II.2. UNIFORMES DES TAMBOURS ET DES FIFRES

Depuis l'ordonnance du 18 janvier 1683 il y a un seul tambour par compagnie et un seul fifre par régiment d'infanterie qui est attaché à la compagnie colonelle. Leur uniforme est réglé par l'ordonnance de 1736 " il sera employé à l'habillement des tambours les même quantités et qualités de draps, d'étoffes et de boutons qu'à ceux des soldats, avec la petite livrée en brandebourgs, jusqu'à la poche seulement, tant dans les régiments de Sa Majesté que dans les régiments qui portent celles des colonels."

Nous ne décrirons ici que la livrée royale qui est portée par la majorité des régiments ( la livrée des régiments de gentilhomme lorsqu'elle est connue sera décrite avec les distinctives de chacun des régiments). Dans la petite livrée le galonnage est disposé sur toutes les coutures de l'habit, sur le bord de l'habit et aux boutonnières de l'habit et des poches, il borde les revers s'il y en a.

Notons que dans l'état général des approvisionnements des six bataillons qui sont embarqués pour le Canada en 1757, l'uniforme des tambours des six régiments Artois, La Reine, Béarn, Bourgogne, Languedoc et Guyenne est le identique pour tous les régiments sçavoir: habit bleu sans collet avec parements rouges, galonné de la livrée Royale, veste et culotte rouges, le chapeau bordé d'or faux et ce quel que soit la couleur du métal affecté au régiment ou il sert. Économie et simplicité ont donc prévalu pour le renouvellement de l'uniforme de ces troupes envoyées aux colonies.

Les tambours ont une caisse de bois de chataigner, parfois au naturel comme pour le régiment Béarn mais le plus généralement de la couleur distinctive de l'habit avec des cercles soit au naturel soit peints de couleur. Ils sont alors soit bleu, rouge ou bicolore en bandes alternées rouges et blanches ou bleus et blanches.

Les caisses des régiments français sont ornées d'un motif standard identique à celui du régiment Royal Roussillon conservé au Musée de l'armée. Il est constitué d'un écus central ovale chargé des armes de France surmonté d'une couronne royale pour les régiments Royaux et provinciaux. Chargé des armes du prince ou du noble propriétaire de son régiment surmonté d'une couronne héraldique correspondant à son titre, et de six drapeaux au couleurs du régiments peints sur la caisse, passés en sautoir derrière l'écus.

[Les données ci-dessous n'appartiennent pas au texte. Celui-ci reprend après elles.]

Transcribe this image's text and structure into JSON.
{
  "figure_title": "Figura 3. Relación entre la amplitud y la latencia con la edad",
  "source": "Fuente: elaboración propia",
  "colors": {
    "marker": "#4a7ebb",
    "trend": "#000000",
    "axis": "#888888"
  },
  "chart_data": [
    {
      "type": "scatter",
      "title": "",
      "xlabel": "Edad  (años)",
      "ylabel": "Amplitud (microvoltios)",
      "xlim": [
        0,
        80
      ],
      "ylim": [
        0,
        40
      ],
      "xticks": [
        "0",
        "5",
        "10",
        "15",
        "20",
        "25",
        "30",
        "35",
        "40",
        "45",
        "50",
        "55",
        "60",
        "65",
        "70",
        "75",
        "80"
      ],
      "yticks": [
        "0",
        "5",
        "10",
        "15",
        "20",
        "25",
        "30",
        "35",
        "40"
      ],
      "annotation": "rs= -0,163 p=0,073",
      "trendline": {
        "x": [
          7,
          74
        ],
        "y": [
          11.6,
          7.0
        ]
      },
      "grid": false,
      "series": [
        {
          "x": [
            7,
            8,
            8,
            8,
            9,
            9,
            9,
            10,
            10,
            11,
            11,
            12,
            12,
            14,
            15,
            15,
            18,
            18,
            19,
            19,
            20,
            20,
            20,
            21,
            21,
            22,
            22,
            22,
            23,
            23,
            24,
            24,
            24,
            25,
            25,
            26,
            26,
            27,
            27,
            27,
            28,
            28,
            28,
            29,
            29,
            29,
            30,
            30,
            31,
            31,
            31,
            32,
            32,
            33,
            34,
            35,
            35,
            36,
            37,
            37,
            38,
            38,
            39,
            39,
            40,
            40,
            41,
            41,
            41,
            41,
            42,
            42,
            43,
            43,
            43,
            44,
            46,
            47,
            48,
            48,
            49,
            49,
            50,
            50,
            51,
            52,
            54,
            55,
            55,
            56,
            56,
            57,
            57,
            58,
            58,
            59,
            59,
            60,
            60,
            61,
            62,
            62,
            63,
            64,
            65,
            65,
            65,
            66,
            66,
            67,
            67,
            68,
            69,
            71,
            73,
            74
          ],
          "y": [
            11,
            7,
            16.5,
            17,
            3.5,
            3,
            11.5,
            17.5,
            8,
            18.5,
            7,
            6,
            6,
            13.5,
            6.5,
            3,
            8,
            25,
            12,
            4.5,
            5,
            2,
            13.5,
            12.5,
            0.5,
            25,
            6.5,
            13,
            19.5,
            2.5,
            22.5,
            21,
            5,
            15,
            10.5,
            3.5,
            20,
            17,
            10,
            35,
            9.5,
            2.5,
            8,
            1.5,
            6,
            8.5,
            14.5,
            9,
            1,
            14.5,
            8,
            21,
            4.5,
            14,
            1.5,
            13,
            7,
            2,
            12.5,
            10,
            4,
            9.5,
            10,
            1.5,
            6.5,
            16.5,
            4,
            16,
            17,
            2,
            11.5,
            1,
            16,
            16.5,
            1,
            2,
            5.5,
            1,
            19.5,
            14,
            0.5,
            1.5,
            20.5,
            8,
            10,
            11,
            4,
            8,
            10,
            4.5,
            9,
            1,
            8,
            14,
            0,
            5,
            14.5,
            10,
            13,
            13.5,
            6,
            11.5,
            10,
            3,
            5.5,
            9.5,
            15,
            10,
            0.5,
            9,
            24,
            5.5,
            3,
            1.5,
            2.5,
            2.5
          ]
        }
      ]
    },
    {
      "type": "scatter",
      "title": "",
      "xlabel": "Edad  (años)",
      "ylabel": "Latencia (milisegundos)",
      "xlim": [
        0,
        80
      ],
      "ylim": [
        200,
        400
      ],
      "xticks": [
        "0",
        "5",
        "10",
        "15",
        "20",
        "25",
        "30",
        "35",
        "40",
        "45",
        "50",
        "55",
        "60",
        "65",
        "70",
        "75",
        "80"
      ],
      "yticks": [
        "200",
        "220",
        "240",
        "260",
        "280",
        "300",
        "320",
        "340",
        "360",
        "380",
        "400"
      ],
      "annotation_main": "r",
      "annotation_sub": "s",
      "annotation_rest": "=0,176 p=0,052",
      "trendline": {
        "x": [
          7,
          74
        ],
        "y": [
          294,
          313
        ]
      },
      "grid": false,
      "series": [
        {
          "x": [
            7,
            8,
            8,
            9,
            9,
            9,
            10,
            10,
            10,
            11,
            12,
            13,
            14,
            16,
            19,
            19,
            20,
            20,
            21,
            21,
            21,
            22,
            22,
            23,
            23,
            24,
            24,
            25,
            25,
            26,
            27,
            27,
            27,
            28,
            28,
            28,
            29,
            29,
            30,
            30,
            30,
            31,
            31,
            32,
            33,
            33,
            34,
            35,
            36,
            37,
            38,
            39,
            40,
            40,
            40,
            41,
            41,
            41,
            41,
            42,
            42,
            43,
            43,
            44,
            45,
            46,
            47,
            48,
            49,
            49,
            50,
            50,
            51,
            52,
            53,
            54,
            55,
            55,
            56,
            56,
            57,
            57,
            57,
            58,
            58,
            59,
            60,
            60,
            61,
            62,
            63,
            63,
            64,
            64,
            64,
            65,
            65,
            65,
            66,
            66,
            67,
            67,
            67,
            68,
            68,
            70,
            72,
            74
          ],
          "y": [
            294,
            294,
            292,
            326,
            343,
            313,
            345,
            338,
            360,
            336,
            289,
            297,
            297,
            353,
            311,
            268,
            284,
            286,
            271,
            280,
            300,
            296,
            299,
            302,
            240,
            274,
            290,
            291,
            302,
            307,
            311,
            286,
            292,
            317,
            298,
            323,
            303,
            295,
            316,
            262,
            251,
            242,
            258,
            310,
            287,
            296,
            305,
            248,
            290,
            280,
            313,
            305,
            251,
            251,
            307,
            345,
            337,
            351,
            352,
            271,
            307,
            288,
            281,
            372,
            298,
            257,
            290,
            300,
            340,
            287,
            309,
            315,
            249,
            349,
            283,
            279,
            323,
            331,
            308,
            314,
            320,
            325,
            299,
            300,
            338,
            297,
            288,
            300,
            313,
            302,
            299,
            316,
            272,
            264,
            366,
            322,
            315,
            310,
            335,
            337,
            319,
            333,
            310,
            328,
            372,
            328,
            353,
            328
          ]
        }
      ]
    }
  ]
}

Le collier de tambour est de buffle blanchi dans la plupart des cas, parfois bordé d'un galon de livrée. Les baguettes mesurent environ un pied et demi.

 

Les caisses des tambours des régiments étrangers ont une décoration qui leur est propre et malheureusement souvent inconnue, quelques exemplaires se trouvent dans des musées étrangers. Tel celui du régiment suisse de Courten conservé au musée de Valère à Sion en Suisse . Il est du même modèle que celui de l'infanterie française, savoir: un écu central aux armes de Courten surmonté d'un cimier et d'un lambrequin.

 

II.3. UNIFORMES, ÉQUIPEMENTS ET ARMEMENT DES OFFICIERS: colonel, lieutenant colonel, capitaine, lieutenant, major.

Uniforme des officiers:

 

L'uniforme des officiers est semblable à celui de la troupe ( ordonnance du 10 avril 1737 ) mais en drap plus fin, défense est faite d'y ajouter des galons et boutonnières. Mais comme pour la cavalerie le règlement est peu respecté comme le montrent les tableaux et portraits de l'époque, encore que ce galonnage non réglementaire se limite à la veste.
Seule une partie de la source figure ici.